A universal and free service, the digital euro might make life easier for the four million Europeans currently without bank accounts, while online payment is becoming a basic need. The project “contains many positive advances for consumers”, welcomed Monique Goyens, director general of the European Consumers’ Bureau (BEUC). “It is high time to break the dependence on large international payment card systems”.
But banks are worried regarding possible revenue losses and risks to financial stability if individuals massively withdraw deposits from their current accounts and store them in digital euros. Like coins and notes, they will not be recorded on their balance sheet.
To reassure financial institutions, the Commission’s text provides that the ECB “will develop instruments to limit the use of the digital euro as a store of value”. Clearly, it will impose on each individual a ceiling amount of euros held in this form.
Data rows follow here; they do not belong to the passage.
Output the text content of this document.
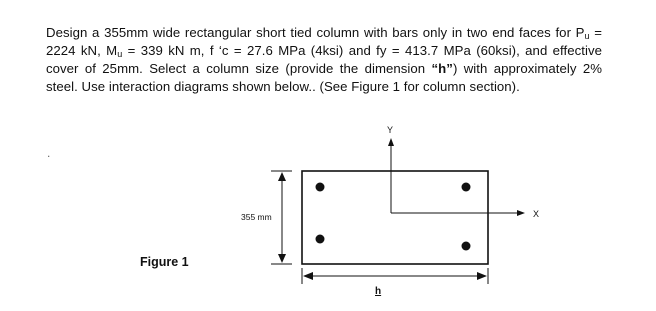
Design a 355mm wide rectangular short tied column with bars only in two end faces for $P_u = 2224$ kN, $M_u = 339$ kN m, f ‘c = 27.6 MPa (4ksi) and fy = 413.7 MPa (60ksi), and effective cover of 25mm. Select a column size (provide the dimension “h”) with approximately 2% steel. Use interaction diagrams shown below.. (See Figure 1 for column section).
.
Figure 1
Y
X
355 mm
h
It might reach 3,000 euros, an ECB official suggested in May.
Users “will not have a contractual relationship with the ECB”, further specifies the text. The digital euro will be distributed by banks which will be able to integrate it into their existing services. “A digital euro, if well designed, might support Europe’s strategic autonomy,” the European Banking Federation said in a statement. But “to protect banks from the risk of deposit flight (…) it is important to set limits”, she pleaded.
The European Commission presented on Wednesday a legislative framework for the future digital euro, a dematerialized version of the single currency, a project that arouses conspiratorial fantasies and hostility from banks and which has yet to convince of its usefulness.